By Alveena Salim
We live in such a fast society. Fast food, fast cars, fast internet and fast communication all means that it’s easier to keep touch with loved ones.
However, despite living in such a fast society, how come we’re always in a rush? How come we don’t have time to keep in touch or to visit loved ones? And how come there are not enough hours in the day to just stop and think of someone other than our own selves?
The underlying reason behind our “busy lifestyle” is that we’re selfish; we fail to think or be there for others, because we’re too busy worrying about our own selves.
Ask yourself, when was the last time you raised your hands in dua and prayed for others and not yourself? When was the last time you seriously considered the problems of others and not yourself? When was the last time you anonymously carried out a selfless deed?
When was the last time you picked up the phone just to see how a loved one was doing? And when was the last time you cancelled your own plans in order to be there for someone else?
Hadrat Hassan (ra), the beloved grandson of the Holy Prophet , used to spend all his time helping others. Once a man came to him and asked for 400 dirhams so that he could repay his debts. Hadrat Hassan (ra) gave the man the money, and after he left he began to cry.
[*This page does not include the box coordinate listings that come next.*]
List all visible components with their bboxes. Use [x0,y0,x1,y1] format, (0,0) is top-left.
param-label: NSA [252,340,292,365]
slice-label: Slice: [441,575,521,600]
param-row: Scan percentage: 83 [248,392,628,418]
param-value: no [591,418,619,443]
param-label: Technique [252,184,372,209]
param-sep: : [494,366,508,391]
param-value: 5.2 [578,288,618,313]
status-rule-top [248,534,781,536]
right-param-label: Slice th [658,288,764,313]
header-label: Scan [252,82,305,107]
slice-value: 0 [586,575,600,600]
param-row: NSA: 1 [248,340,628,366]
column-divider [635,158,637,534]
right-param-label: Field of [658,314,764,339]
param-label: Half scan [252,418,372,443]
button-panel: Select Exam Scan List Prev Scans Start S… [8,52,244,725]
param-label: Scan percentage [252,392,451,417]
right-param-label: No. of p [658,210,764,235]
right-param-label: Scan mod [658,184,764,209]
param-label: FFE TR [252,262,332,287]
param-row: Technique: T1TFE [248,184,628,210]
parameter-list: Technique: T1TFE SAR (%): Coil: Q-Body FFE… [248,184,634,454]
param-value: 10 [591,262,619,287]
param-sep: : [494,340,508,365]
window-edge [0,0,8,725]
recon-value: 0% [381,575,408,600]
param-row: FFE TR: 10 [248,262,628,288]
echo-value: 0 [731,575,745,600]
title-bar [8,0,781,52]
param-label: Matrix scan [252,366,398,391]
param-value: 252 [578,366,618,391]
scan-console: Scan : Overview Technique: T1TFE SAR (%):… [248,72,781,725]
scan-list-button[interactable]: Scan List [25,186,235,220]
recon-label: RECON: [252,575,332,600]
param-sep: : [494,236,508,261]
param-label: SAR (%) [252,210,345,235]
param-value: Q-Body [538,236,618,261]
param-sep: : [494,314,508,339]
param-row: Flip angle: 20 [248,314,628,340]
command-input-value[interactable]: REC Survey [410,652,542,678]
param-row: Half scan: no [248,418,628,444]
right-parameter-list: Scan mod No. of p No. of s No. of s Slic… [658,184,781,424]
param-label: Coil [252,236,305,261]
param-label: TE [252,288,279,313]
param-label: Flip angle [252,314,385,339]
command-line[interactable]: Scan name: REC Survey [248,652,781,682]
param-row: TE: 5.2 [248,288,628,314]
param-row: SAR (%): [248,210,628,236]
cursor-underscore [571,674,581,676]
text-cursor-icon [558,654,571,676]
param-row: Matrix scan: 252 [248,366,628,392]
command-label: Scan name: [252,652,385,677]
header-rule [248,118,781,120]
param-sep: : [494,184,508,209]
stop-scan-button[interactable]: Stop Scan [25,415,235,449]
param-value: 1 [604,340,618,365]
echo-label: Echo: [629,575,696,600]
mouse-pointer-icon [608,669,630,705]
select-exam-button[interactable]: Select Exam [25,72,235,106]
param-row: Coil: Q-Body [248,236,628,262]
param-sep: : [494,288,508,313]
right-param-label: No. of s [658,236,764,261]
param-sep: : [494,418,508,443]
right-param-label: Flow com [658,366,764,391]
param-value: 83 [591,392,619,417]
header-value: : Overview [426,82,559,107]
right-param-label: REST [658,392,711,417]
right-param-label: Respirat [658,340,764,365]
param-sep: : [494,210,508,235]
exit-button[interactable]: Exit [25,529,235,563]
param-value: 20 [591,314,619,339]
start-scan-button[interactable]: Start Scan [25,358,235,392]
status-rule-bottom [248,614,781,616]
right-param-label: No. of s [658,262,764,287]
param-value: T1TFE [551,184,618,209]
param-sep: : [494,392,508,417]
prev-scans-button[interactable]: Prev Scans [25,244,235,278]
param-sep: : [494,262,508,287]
The people around him were astonished to see such a generous hearted man cry after giving some money to a man in need. When he was asked why he was crying, he replied “I am crying because I am feeling guilty that I failed to enquire about my brothers need and it became necessary for him to come knocking on my door”. True believes anticipate the needs of others.
It is embedded in our fitrah (natural disposition) to love and have a close relationship with others. However the Nafs (ego) often attacks us and makes us love our selves too much and makes us selfish.
The disastrous effect of loving ones self too much is that our manners and behaviour starts to deteriorate and as a result we start to lack love, patience and compassion for others.
We spend a significant amount of our time worrying about mundane issues; be it work, Uni/school, bills, friends, future plans or parking tickets! Modern research on stress has often focused on the fact that, living in the West, we have little reason for real stress, and we often exaggerate it.
We need to change the way we think and sort our priorities out and nothing changes our perspective on life and sorts out our priorities more that death. Death also highlights the fact that we spend all of our time concerned with mundane, insignificant issues whilst failing to look at the bigger picture. One also receives an insight into their character and other people characters during such testing times.
The Holy Prophet said “people are asleep; when they die they wake up”. The same can be said about those who experience the death of a loved one. We do not like to acknowledge death. We do not like to believe that it will happen to us or our loved ones; as a result we take them for granted.
If we truly believed that our loved ones will not be around forever, we would never ever lose our temper with them or get irritated with their comments and actions. We would make time for them and would go out of our way to make sure that during their time on Earth they were comfortable and pleased with us.
However, it is only when we personally witness our beloved totally dependent on the hands of those who are washing their body and lowering them into the grave, do we fully realize how much we fell short of our duties towards them.
If we remembered death more often we wouldn’t postpone our love or sideline those who are close to us. A wise man once said “The bitterest tears shed over graves are for words left unsaid and deeds left undone”. Undoubtedly, one does not realize what they have until it is gone.
It is said that man was created for the ache in the heart for there is no shortage of angels for worship. Visiting relatives IS considered worship and serving them earn us their love and brings peace and tranquillity into our heart and lives.
If we truly loved our relatives, obviously we would be selfless givers to them. One of the most important aspects of the life of the Holy Prophet was that of meeting the needs and fulfilling the rights of others without any expectation of reciprocity.
We should not take our loved ones for granted. Time is fleeting. We just don’t know how much of it we really have. We need to make sure that our loved ones come first, no matter what. Our loved ones are a constant part of our life, they make us who we are, and are a part so constant and so close that we often take them for granted.
The reality is that they can disappear so incredibly fast. People we love can be here one day and gone forever the next. And if we fell short in our duties towards them, the regrets and “if only’s” can fill a person will self-loathing and despair for a long time.
So the next time we’re fighting with a sibling, too busy to visit a relative or having a tiff with our parents we need to remember that our lives are but a fleeting moment in time. They come and go so quickly. Don’t take for anyone or anything for granted.